After a long wait, Beck returned from his errand. As all guests were required to bring a gift, the birthday boy requested for a birthday song from me. I gladly obliged. We sang together and Mr Azamin led in a prayer to close the party.
We returned to the camp and waited for dinner. The dining yurt here was considerably more opulent than the one I dined in the night before. At least there were chairs to sit on. But on the table, were the same beautifully displayed but uncovered candy, bread and snacks. I tried not to snack and waited for dinner. At least that was freshly prepared.
There was a group here that refused to leave even after most of the local visitors had left that evening. Summer sunsets are always lingering and Song Kul Lake seemed reluctant to end the day. The group here had several bottles of vodka left on the dining table and one might wonder if they still wanted them. Anyway, they asked if I could sleep in a smaller yurt since they had more people. I agreed to move. Probably I should have asked for the vodka in return for the favour.

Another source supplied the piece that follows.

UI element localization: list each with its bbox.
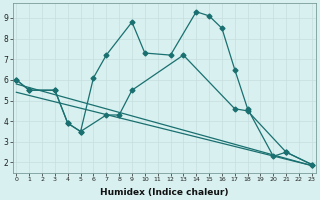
X-axis label: Humidex (Indice chaleur): Humidex (Indice chaleur): [100, 188, 228, 197]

The next morning, Beck had the rather unenviable task of returning the horses. He had to ride over 50km, retracing our steps over the last two days to where he got the horses. For me, I had the whole morning to myself and I just had to wait for the jeep to arrive and send me back to Kochkor.

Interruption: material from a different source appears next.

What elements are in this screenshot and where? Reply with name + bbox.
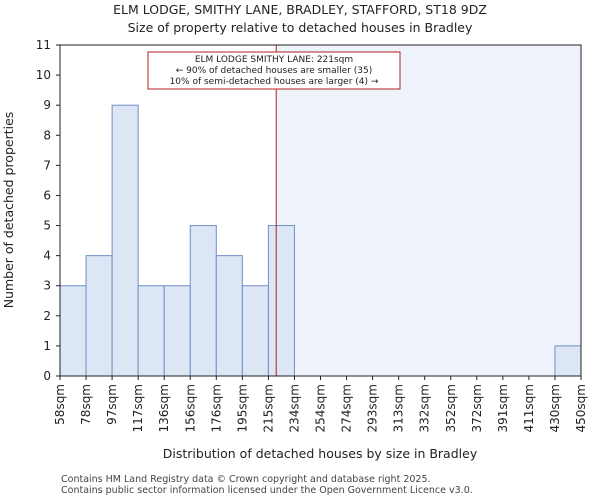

There was no wind that morning. The lake was calm and the water was clear. The crowds from the previous day had also dispersed – along with their vodka. The yurts were emptied ahead of another summer’s week. I strolled pensively along the shore, only interrupted once by a Russian woman who politely asked to see the photos on my camera attached to a telephoto lens. I had plenty of time to kill.
Back in the yurt, the lady in charge of the jailoo tried to strike up a conversation with me. Her English was nowhere near Beck’s, but I understood that she was trained as a nurse and wished she could work in a hospital in Dubai some day. At the moment, her children were having their summer holidays. By September, Song Kul would be abandoned as snow block the roads. Her kids would be back in school and she would be looking after the animals on the lower, warmer pastures in the lowland village.
By noon, the jeep arrived and took me back to Kochkor. Nora asked me for a brief appraisal and after giving my feedback, she invited me to stay another night at Kochkor. I declined after hastily booking a hotel with my app, I boarded a marshrutka minibus to Bishkek.